3 - Os títulos digitais são atualizados nos termos previstos no SIR, sendo acessíveis no «Balcão do empreendedor» mediante a disponibilização de um código de acesso.

4 - A disponibilização do código de acesso ao título digital demonstra perante qualquer entidade pública e privada a titularidade do direito de instalar e explorar o estabelecimento industrial ou a ZER a que respeitam e constitui meio de prova para esse efeito, não podendo nenhuma entidade pública ou privada exigir comprovativo adicional quanto ao cumprimento de quaisquer controlos ou formalidades no âmbito de procedimentos previstos no SIR.
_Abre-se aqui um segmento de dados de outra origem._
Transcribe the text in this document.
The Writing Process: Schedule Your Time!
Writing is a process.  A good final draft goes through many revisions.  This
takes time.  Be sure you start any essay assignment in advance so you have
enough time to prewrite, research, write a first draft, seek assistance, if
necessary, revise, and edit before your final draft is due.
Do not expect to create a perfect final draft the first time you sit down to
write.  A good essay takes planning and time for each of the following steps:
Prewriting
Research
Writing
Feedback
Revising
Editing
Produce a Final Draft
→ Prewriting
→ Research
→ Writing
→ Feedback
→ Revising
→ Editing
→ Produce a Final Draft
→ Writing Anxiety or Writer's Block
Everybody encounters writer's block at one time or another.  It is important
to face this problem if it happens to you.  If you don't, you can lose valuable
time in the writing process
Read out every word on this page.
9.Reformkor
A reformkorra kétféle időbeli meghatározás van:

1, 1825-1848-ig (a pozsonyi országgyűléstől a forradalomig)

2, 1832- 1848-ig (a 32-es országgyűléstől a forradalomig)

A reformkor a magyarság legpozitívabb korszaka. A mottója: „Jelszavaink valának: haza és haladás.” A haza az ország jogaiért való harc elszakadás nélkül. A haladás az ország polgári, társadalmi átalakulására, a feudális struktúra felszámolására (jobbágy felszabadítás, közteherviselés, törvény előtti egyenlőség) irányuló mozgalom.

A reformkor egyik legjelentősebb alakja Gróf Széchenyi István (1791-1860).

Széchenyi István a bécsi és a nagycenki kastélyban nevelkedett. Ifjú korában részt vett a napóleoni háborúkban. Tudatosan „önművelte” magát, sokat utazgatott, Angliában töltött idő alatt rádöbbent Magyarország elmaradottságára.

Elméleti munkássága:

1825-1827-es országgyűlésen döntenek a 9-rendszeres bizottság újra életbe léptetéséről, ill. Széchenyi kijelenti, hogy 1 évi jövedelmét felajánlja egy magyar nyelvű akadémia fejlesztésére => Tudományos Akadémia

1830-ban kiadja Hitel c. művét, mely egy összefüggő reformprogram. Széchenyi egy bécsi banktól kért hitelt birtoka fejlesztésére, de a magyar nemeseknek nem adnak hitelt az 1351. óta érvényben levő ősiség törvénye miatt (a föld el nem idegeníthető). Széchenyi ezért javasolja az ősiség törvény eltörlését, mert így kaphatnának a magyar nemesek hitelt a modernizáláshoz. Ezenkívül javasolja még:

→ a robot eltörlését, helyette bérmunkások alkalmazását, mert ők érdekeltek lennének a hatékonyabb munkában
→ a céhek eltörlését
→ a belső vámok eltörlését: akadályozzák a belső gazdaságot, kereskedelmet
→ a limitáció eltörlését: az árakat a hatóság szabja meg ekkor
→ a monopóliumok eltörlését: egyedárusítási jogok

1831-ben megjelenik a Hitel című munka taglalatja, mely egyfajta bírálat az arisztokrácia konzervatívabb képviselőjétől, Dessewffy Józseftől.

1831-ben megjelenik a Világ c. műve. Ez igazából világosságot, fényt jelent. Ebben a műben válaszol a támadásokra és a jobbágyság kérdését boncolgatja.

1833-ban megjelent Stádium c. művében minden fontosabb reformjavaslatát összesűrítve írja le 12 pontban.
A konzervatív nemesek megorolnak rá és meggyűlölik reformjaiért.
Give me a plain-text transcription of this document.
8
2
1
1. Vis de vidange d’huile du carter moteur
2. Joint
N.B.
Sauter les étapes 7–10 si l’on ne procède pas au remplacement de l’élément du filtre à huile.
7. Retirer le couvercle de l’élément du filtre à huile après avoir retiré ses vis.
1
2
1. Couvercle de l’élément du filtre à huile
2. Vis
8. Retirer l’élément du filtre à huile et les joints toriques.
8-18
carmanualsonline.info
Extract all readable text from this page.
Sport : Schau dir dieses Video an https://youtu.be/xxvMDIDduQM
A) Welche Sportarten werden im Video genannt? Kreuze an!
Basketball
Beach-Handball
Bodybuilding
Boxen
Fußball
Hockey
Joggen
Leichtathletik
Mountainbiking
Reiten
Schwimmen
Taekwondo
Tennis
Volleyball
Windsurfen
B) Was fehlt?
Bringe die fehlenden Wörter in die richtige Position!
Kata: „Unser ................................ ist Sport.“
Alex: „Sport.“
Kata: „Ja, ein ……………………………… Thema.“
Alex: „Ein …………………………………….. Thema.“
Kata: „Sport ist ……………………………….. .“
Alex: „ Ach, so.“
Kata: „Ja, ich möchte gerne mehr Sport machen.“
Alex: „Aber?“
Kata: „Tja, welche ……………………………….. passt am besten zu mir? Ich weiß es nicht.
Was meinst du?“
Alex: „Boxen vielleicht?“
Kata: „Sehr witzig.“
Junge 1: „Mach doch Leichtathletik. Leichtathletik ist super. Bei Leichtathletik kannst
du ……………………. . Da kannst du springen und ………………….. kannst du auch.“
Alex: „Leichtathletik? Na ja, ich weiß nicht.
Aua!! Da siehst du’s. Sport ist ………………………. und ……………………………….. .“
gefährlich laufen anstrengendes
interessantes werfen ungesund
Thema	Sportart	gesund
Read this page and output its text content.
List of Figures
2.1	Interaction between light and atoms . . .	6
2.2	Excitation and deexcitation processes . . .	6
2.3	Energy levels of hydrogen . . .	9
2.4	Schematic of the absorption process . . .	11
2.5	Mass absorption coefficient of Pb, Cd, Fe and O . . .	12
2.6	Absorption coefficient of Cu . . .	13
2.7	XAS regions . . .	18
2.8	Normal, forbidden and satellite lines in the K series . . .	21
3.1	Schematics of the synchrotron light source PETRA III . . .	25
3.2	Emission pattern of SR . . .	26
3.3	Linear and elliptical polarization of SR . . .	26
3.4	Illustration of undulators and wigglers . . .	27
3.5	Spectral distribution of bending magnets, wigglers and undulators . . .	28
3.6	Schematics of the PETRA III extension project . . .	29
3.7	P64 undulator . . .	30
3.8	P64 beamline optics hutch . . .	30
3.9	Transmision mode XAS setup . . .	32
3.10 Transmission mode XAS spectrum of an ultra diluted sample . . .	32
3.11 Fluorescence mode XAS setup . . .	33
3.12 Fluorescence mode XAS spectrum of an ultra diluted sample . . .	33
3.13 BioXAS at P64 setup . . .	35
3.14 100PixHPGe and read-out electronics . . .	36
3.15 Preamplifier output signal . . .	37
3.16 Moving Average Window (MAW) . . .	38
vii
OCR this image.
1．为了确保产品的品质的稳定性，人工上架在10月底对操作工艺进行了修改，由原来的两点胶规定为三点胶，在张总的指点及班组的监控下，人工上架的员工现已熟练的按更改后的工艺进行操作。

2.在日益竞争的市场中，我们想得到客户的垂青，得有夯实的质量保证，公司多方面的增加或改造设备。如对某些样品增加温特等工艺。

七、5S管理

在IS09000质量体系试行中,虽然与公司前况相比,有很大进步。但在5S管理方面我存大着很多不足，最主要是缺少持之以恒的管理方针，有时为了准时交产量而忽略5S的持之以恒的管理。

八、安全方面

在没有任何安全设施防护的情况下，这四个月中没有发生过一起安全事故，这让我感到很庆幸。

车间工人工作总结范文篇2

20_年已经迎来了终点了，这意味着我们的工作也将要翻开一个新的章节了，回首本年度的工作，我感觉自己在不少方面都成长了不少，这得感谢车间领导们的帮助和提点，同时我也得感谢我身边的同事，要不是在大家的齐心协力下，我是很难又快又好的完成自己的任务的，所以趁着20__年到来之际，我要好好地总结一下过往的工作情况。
Artigo 7.º-A — Entidade responsável

O IAPMEI - Agência para a Competitividade e Inovação, I. P. (IAPMEI, I. P.), é a entidade responsável pelo tratamento de dados relativos ao sistema de informação dos estabelecimentos industriais para os efeitos da alínea d) do artigo 3.º da Lei n.º 67/98, de 26 de outubro.

Artigo 7.º-B — Dados recolhidos

1 - São recolhidos para tratamento automatizado no âmbito do sistema de informação dos estabelecimentos industriais os dados na posse dos serviços ou organismos da Administração Pública referentes às pessoas singulares ou coletivas titulares de estabelecimentos que exercem atividades industriais, designadamente:

a)

Identificação, com menção do nome ou firma;

b)

Nome das pessoas singulares titulares de Estabelecimento Individual de Responsabilidade Limitada;

c)

Domicílio fiscal, endereço da sede ou residência;

d)

Informação sobre a instalação, modificação e encerramento de estabelecimentos;

e)

Informação sobre a localização de estabelecimentos;

f)

Identificação e localização, data de início e fim de atividade dos empresários em nome individual e respetiva Classificação Portuguesa das Atividades Económicas (CAE);

g)

Início, alteração e cessação da atividade;

h)

Informação sobre operações de valorização de resíduos desenvolvidas na instalação, com indicação do código da operação de gestão de resíduos, respetiva capacidade instalada, bem como código dos resíduos valorizados de acordo com a Lista Europeia de Resíduos.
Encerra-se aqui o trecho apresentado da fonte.